# Amazing cheese cake



## NATIVEBONES (Feb 3, 2014)

Survive and Thrive


----------



## Grimm (Sep 5, 2012)

NATIVEBONES said:


> View attachment 7879
> 
> 
> Survive and Thrive


I can't read that. Would you mind typing it out for me...?
:batting eyes:


----------



## Toffee (Mar 13, 2012)

The one we use at work makes two cheesecakes.

3#s cream cheese
2 cups sugar
4 eggs
1 T vanilla

Cream the cream cheese, add the sugar, cream again. Add the eggs, mix well. Add vanilla. Flavor as desired. Pour into a crust. Bake at 325 for 10 minutes with a water bath. Drop heat to 190 and bake 90 minutes.

Sent from my HTC One SV using Survival Forum mobile app


----------



## Grimm (Sep 5, 2012)

Toffee said:


> The one we use at work makes two cheesecakes.
> 
> 3#s cream cheese
> 2 cups sugar
> ...


Wanna know my cheesecake recipe?

I call and order one from Cheesecake Factory.


----------



## NATIVEBONES (Feb 3, 2014)

Yes I wouldn't mind it will be done later tonight


Survive and Thrive


----------



## NATIVEBONES (Feb 3, 2014)

I do like the cheese cake factory


Survive and Thrive


----------



## VoorTrekker (Oct 7, 2012)

Grimm said:


> ...I call and order one from Cheesecake Factory...


Do they deliver? Pumpkin Cheesecake!!! artydance:

Godiva chocolate cheesecake; artydance:

Two sizes up in two weeks!!!


----------



## Grimm (Sep 5, 2012)

VoorTrekker said:


> Do they deliver? Pumpkin Cheesecake!!! artydance:
> 
> Godiva chocolate cheesecake; artydance:
> 
> Two sizes up in two weeks!!!


I get the pumpkin cheesecake every year for my birthday.

Psssst. You can get them at Costco now...
:factor10:


----------



## VoorTrekker (Oct 7, 2012)

No we can't! CostCo pumpkin cheesecake is a Thanksgiving seasonal item and I missed it by one day. 

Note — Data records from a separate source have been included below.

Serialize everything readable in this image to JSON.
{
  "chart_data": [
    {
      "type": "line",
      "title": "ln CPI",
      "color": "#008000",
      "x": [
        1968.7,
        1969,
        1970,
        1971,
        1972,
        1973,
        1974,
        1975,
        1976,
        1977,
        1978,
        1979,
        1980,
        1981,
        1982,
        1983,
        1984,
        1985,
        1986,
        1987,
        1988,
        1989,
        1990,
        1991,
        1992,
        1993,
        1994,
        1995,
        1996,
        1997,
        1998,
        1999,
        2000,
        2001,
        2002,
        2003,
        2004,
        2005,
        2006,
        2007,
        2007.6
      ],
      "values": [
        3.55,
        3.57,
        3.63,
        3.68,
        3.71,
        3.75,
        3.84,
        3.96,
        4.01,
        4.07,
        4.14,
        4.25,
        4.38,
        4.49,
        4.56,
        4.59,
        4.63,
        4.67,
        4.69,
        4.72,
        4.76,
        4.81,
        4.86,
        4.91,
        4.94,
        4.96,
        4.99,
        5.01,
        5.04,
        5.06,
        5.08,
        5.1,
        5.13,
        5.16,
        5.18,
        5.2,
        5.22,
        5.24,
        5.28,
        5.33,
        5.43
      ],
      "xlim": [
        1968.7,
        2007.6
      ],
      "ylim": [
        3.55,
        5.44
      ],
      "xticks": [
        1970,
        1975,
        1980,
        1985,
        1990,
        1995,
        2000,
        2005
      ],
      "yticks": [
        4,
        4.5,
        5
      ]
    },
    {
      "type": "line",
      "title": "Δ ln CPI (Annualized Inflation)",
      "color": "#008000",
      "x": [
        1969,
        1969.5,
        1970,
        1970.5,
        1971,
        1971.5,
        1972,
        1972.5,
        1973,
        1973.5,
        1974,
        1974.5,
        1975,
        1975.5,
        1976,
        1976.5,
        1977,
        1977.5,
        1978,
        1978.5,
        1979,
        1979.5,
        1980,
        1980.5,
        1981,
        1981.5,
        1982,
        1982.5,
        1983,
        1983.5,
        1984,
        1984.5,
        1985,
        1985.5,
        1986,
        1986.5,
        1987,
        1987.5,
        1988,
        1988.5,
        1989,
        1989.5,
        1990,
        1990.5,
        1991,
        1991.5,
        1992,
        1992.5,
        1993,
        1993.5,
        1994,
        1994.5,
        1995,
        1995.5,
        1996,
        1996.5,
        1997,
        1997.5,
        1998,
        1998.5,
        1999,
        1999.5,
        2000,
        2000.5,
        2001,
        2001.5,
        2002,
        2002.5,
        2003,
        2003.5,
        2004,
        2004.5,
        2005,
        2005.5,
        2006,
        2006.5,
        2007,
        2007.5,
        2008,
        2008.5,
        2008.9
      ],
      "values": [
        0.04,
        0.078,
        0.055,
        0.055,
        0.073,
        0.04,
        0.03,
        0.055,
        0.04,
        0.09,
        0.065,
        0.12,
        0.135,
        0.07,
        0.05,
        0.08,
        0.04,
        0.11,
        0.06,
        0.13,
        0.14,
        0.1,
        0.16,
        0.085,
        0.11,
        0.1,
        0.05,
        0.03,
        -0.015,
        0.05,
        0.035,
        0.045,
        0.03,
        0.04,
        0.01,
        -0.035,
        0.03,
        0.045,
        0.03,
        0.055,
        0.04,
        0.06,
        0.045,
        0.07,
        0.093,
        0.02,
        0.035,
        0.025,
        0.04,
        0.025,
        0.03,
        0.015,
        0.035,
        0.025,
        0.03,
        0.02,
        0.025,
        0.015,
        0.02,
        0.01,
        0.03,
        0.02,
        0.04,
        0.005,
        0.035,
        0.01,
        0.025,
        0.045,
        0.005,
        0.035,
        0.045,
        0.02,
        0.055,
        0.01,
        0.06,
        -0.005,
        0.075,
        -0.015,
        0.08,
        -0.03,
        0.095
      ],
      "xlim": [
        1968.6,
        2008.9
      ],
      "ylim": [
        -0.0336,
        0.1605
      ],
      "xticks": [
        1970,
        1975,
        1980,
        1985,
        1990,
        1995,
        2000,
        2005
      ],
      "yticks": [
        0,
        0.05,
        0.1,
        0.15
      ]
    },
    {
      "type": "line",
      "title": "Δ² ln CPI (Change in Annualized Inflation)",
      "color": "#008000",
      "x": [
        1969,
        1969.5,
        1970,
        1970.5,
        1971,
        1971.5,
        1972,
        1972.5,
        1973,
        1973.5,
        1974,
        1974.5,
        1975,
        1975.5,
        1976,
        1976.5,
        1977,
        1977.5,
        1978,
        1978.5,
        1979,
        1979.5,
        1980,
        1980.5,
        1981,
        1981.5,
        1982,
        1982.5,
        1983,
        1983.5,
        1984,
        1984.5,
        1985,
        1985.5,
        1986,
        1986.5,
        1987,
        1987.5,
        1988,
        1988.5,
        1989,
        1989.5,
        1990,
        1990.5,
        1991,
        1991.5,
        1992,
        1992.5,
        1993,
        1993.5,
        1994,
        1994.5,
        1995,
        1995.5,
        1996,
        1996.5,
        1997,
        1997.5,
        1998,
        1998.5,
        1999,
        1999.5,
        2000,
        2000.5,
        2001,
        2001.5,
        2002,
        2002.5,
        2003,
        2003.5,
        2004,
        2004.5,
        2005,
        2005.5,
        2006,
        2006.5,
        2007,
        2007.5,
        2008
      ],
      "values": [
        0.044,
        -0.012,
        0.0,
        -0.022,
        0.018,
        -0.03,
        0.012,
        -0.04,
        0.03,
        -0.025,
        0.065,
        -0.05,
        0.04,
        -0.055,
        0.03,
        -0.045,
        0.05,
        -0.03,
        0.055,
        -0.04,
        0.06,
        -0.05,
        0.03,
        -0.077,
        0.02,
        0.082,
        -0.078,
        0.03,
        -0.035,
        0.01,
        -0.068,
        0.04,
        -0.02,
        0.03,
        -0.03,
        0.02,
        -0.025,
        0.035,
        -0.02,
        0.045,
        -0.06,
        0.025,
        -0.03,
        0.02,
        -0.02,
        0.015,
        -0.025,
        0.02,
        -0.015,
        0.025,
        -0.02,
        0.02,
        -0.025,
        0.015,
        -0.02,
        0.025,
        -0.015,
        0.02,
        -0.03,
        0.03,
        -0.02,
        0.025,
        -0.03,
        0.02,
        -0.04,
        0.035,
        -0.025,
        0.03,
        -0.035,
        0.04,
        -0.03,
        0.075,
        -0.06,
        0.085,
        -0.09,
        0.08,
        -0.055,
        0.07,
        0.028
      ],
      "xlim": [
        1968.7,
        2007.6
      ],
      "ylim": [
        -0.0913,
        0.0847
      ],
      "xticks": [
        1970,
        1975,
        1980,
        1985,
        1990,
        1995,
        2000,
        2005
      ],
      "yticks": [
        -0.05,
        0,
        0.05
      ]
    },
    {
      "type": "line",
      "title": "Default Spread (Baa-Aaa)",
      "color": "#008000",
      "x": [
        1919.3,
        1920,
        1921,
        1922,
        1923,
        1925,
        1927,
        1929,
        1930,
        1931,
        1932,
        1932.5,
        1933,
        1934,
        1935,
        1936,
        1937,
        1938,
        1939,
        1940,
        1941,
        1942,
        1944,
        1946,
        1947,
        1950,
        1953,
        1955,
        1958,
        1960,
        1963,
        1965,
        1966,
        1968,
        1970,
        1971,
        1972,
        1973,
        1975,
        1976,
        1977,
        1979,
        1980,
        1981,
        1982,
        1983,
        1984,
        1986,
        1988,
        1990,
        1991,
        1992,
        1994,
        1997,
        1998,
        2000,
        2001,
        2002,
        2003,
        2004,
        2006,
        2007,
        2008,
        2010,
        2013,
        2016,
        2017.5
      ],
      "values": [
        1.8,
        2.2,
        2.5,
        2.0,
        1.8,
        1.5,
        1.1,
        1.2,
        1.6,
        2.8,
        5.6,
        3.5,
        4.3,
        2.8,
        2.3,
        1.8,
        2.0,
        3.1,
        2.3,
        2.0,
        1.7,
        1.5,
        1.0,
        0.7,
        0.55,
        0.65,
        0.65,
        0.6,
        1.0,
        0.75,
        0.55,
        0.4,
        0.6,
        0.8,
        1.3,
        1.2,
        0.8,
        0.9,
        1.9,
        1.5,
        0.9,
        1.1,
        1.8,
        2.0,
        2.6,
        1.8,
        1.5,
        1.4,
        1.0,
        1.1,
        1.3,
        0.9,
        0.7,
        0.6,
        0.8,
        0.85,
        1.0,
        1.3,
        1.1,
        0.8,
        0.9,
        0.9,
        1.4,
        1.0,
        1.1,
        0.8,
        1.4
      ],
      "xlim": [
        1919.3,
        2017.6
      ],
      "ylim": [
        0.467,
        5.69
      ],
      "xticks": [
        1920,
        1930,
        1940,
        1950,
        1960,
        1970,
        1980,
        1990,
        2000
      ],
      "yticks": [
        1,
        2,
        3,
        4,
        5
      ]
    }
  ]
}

Now I have to wait a year. vract:


----------



## Grimm (Sep 5, 2012)

VoorTrekker said:


> No we can't! CostCo pumpkin cheesecake is a Thanksgiving seasonal item and I missed it by one day.
> 
> Now I have to wait a year. vract:


No. I mean they sell the Cheesecake Factory pumpkin cheesecakes!


----------



## NATIVEBONES (Feb 3, 2014)

Ok I am sorry this is my grandmas cheesecake and she just pasted so I can't get her to type it out sorry 


Survive and Thrive


----------



## VoorTrekker (Oct 7, 2012)

Grimm said:


> No. I mean they sell the Cheesecake Factory pumpkin cheesecakes!


But only once a year!


----------



## lilmissy0740 (Mar 7, 2011)

I got the Cheesecake Factory's Cheesecake recipe from top secret recipes a long time ago when it was free. Made it the first time and it was delicious. Even had extra batter to eat with a spoon. Next time I made it, here I added 2 more blocks of cream cheese more than it called for. Let me tell you, that mistake made it terrific!


----------



## weedygarden (Apr 27, 2011)

NATIVEBONES said:


> Ok I am sorry this is my grandmas cheesecake and she just pasted so I can't get her to type it out sorry


She may have just passed, but *YOU* can type it out! It is not readable.

Toffee, your recipe sounds easy and good! I am going to give that a try! (And it is easy to read, copy and print!)


----------



## weedygarden (Apr 27, 2011)

lilmissy0740 said:


> I got the Cheesecake Factory's Cheesecake recipe from top secret recipes a long time ago when it was free. Made it the first time and it was delicious. Even had extra batter to eat with a spoon. Next time I made it, here I added 2 more blocks of cream cheese more than it called for. Let me tell you, that mistake made it terrific!


Will you share that recipe here, please?


----------